I'm trying to render depth texture in XNA 4.0. I'm read few different tutorials several times and realy cannot understand what I'm doing wrong.
Depth shader:
float4x4 WVPMatrix;
struct VertexShaderOutput
{
float4 Position : position0;
float Depth : texcoord0;
};
VertexShaderOutput VertexShader1(float4 pPosition : position0)
{
VertexShaderOutput output;
output.Position = mul(pPosition, WVPMatrix);
output.Depth.x = 1 - (output.Position.z / output.Position.w);
return output;
}
float4 PixelShader1(VertexShaderOutput pOutput) : color0
{
return float4(pOutput.Depth.x, 0, 0, 1);
}
technique Technique1
{
pass Pass1
{
AlphaBlendEnable = false;
ZEnable = true;
ZWriteEnable = true;
VertexShader = compile vs_2_0 VertexShader1();
PixelShader = compile ps_2_0 PixelShader1();
}
}
Drawing:
this.depthRenderTarget = new RenderTarget2D(
this.graphicsDevice,
this.graphicsDevice.PresentationParameters.BackBufferWidth,
this.graphicsDevice.PresentationParameters.BackBufferHeight);
...
public void Draw(GameTime pGameTime, Camera pCamera, Effect pDepthEffect, Effect pOpaqueEffect, Effect pNotOpaqueEffect)
{
this.graphicsDevice.SetRenderTarget(this.depthRenderTarget);
this.graphicsDevice.Clear(Color.CornflowerBlue);
this.DrawChunksDepth(pGameTime, pCamera, pDepthEffect);
this.graphicsDevice.SetRenderTarget(null);
this.spriteBatch.Begin(SpriteSortMode.Immediate, BlendState.Opaque, SamplerState.PointClamp, null, null);
this.spriteBatch.Draw(this.depthRenderTarget, Vector2.Zero, Color.White);
this.spriteBatch.End();
}
private void DrawChunksDepth(GameTime pGameTime, Camera pCamera, Effect pDepthEffect)
{
// ...
this.graphicsDevice.RasterizerState = RasterizerState.CullClockwise;
this.graphicsDevice.DepthStencilState = DepthStencilState.Default;
// draw mesh with pDepthEffect
}
As I see output.Position.z always equals output.Position.w, but why?
There are several depth definitions that might be useful. Here are some of them.
The easiest is the z-coordinate in camera space (i.e. after applying world and view transform). It usually has the same units as the world coordinate system and it is linear. However, it is always measured in parallel to the view direction. This means that moving left/right and up/down does not change the distance because you stay at the same plane (parallel to the znear/zfar clipping planes). A slight variation is z/far
which just scales the values to the [0, 1] interval.

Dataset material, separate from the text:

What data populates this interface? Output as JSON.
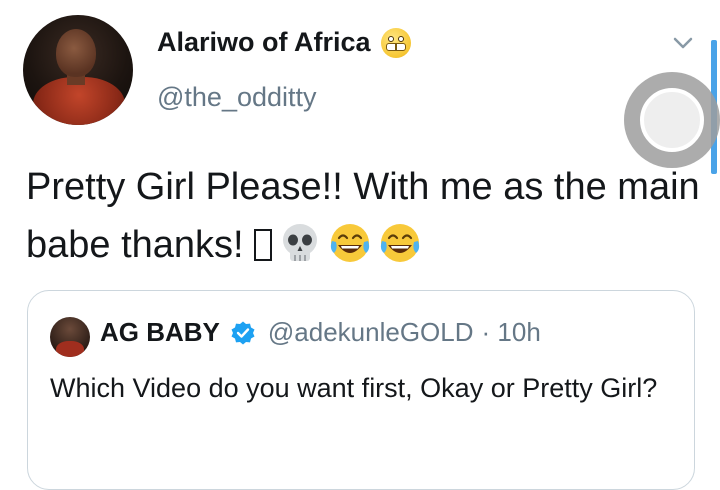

If real distances (in the Euclidean metric) are needed, you have to calculate them in the shader. If you just need coarse values, the vertex shader is enough. If the values should be accurate, do this in the pixel shader. Basically, you need to calculate the length of the position vector after applying world and view transforms. Units are equal to world space units.
Depth buffer depth is non-linear and optimized for depth buffering. This is the depth that is returned by the projection transform (and following w-clip). The near clipping plane is mapped to a depth of 0, the far clipping plane to a depth of 1. If you change the location of a very near pixel along the view direction, the depth value changes a lot more than a far pixel that is moved equally. This is because display errors (due to floating point imprecision) at near pixels are a lot more visible than at far pixels. This depth is also measured in parallel to the view direction.